I've got an old and messy Fortran program that uses MPI. It has one small module written in C, which tries to determine the largest allocatable block in the memory by calling malloc()
iteratively until it returns null
, and then returns a largest successful allocation size to a Fortran program.
When I compile it using gfortran
, it works well, but when I try to use mpif90
, the last malloc()
causes segfault instead of returning null
.
Here's the smallest illustrative example with no actual MPI code. File main.f
:
program test
complex(8) :: sig(256000000) ! Just allocating some big array in fortran
sig(1) = 0.d0 ! and now wondering how much space is left?
call bigalloc
end
File bigalloc.c
#include <stdlib.h>
#include <stdio.h>
void bigalloc_() {
size_t step = 0x80000000;
size_t size = 0;
int failed = 0;
void* p;
do {
size += step;
p = malloc(size);
if (p) {
free(p);
printf("Allocated %zd...\n", size);
} else {
printf("So, that's our limit\n");
failed = 1;
}
} while (!failed);
}
Compile and run using just gfortran
(works as expected):
~$ gcc -c bigalloc.c -o bigalloc.o && gfortran -o main main.f bigalloc.o && ./main
Allocated 2147483648...
Allocated 4294967296...
So, that's our limit
Compile with MPI and run (fails):
~$ gcc -c bigalloc.c -o bigalloc.o && mpif90 -o main main.f bigalloc.o && ./main
Allocated 2147483648...
Allocated 4294967296...
Segmentation fault
Replacing gcc
with mpicc
changes nothing here. When main
is also written in C and compiled using mpicc
everything is also OK. So problem is just with Fortran.
The output of mpif90 -show
is here.

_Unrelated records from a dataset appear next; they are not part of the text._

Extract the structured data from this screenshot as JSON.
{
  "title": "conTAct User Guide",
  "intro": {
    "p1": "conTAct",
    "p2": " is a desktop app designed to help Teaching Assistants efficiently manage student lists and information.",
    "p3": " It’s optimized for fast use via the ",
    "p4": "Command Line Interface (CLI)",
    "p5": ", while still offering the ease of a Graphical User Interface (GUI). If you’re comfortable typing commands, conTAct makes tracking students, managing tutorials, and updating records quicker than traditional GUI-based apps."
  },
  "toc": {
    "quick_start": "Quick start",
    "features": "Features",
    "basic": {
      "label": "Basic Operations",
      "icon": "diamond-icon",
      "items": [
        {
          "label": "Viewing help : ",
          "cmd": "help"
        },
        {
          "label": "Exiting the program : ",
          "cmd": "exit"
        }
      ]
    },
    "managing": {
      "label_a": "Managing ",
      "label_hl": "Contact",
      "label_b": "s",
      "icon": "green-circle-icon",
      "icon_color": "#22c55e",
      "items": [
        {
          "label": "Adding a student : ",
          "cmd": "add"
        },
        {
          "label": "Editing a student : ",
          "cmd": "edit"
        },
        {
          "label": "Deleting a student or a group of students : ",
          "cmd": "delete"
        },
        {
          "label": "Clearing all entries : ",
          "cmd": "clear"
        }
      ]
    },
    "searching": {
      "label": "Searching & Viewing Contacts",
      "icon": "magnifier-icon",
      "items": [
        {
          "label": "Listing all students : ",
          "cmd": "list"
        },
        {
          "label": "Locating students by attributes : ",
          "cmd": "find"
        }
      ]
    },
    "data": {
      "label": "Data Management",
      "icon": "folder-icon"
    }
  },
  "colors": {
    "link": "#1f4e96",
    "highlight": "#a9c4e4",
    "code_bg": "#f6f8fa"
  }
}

The problem depends solely on the presence of -lopen-pal
option.
$ mpif90 -show
gfortran -I/usr/include/openmpi/1.2.4-gcc/64 -I/usr/include/openmpi/1.2.4-gcc -m64 -pthread -I/usr/lib64/openmpi/1.2.4-gcc -L/usr/lib64/openmpi/1.2.4-gcc -lmpi_f90 -lmpi_f77 -lmpi -lopen-rte -lopen-pal -ldl -Wl,--export-dynamic -lnsl -lutil -lm -ldl
It seems that while linking MPI substitutes a stnadard malloc
with its own one from PAL, which doesn't work properly on exceptions. Is there a way of getting around it (e. g. by somehow linking my bigalloc.c
with glibc
statically)?